Il laissa tomber ce dernier de stupeur.

- Wesh ! Comment ça se fait ? C'est écrit dedans maintenant !
- Oui, et dans tous les exemplaires du monde, tu peux vérifier si le coeur t'en dit. Depuis le temps que je te disais que c'était un fruit de cerveau humain ton machin.
- Est-ce que ça veut dire que...
- Oui, le coupai-je. Tout ce qui a été écrit par des hommes, quels que soient le lieu ou l'époque, se trouve quelque part en moi, et potentiellement sur moi. Je peux décider de changer les inscriptions qui m'apparaissent dessus par n'importe quoi du moment que ça a été écrit par un autre. Regarde, tu veux que je te chie les misérables en papier broyé ?
- Non, c'est bon. Tout à l'heure tu as laissé tombé un cheveu, enroulé sur lui-même. Le dépliant, je suis tombé sur une liste de courses, quelque chose comme ça. Je veux bien te croire.
- Tu saisis tout ce que ça implique ?
- Je crois. T'es un genre d'encyclopédie de la littérature, c'est génial !
- Non. Enfin oui, mais pas seulement. En me faisant disparaître, tu offrirais à toute l'humanité la possibilité d'un nouveau départ, d'une seconde chance. Et tout son savoir disparaîtrait avec moi.
- Moi ? Mais je vais pas te tuer, t'es fou.
- Tu viens de te débarrasser d'un cadavre de chair humaine et tu chipotes pour brûler une malheureuse boulette de papier ? Écoute, c'est une faveur que je te demande. Tu te souviens que je cherchais à écrire le livre parfait, l'oeuvre ultime, quand on était à la fac ?
- Oui.
- Toute cette histoire, c'est précisément ma chance de transformer à jamais la littérature, et toute l'Histoire avec elle, en me gardant des effets pernicieux de la reconnaissance et des vices de la célébrité. C'était ça, mon oeuvre ultime. Tue moi maintenant. Tu vas pas me brûler vif quand même ?
- Et comment tu veux que je procède exactement ?
- Mais tu ne comprends donc pas ? C'était toi, le découpeur de papier.

Pseudo supprimé
Niveau 4
28 mars 2017 à 01:32:21

Enfin/20

Pseudo supprimé
Niveau 4
28 mars 2017 à 01:36:48

Un délire
C'est n'importe quoi
Ça n'a aucun sens
C'est pas logique du tout

Putain de merde

J'ai surkiffé

Épique

Pseudo supprimé
Niveau 10
28 mars 2017 à 01:40:27

Not bad, not bad at all ! Est-ce la fin ou allons nous avoir un dernier passage ?

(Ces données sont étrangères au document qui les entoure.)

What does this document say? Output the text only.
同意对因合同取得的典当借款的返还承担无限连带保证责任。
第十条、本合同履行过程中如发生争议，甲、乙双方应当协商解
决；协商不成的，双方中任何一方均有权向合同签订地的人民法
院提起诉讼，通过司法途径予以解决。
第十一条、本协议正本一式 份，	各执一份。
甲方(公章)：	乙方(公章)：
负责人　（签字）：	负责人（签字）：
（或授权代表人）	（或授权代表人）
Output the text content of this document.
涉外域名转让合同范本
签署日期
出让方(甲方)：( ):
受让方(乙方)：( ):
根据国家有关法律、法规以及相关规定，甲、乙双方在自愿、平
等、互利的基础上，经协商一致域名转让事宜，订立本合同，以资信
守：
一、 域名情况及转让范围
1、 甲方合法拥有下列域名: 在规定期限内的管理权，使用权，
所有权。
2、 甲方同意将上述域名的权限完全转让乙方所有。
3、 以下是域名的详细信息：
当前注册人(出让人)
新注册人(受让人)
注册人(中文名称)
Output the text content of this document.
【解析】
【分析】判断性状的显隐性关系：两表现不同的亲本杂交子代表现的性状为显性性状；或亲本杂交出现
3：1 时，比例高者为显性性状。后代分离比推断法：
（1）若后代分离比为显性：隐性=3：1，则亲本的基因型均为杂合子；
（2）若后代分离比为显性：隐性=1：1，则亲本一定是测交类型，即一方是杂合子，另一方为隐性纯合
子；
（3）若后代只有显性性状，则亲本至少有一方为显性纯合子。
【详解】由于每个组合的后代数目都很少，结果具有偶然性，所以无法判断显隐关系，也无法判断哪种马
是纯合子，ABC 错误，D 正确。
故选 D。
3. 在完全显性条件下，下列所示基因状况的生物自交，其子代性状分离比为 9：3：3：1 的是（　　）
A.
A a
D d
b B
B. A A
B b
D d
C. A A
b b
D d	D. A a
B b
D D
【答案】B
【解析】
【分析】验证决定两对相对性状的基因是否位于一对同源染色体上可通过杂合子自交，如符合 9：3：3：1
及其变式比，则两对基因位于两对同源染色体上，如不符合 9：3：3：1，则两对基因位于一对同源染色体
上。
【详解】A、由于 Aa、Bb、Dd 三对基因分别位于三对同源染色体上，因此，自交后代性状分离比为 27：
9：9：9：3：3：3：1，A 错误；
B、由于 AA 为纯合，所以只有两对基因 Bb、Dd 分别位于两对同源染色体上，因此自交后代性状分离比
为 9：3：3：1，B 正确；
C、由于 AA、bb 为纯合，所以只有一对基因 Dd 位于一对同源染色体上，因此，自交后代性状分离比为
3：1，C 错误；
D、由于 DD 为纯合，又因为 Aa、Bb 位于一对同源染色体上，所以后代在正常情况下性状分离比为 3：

Je ne peux pas m'empecher de vous voir toi et ciel dans les rôles de Yassine et de Lafon.

Ceci dit, je trouve que l'histoire aura un peu trop trainé : j'imagine que c'est le risque quand on écrit a plusieurs.

Finalement je dirais que le style, la forme, est meilleure que dans "le coût d'état", mais vous êtes moins en symbiose sur le fond.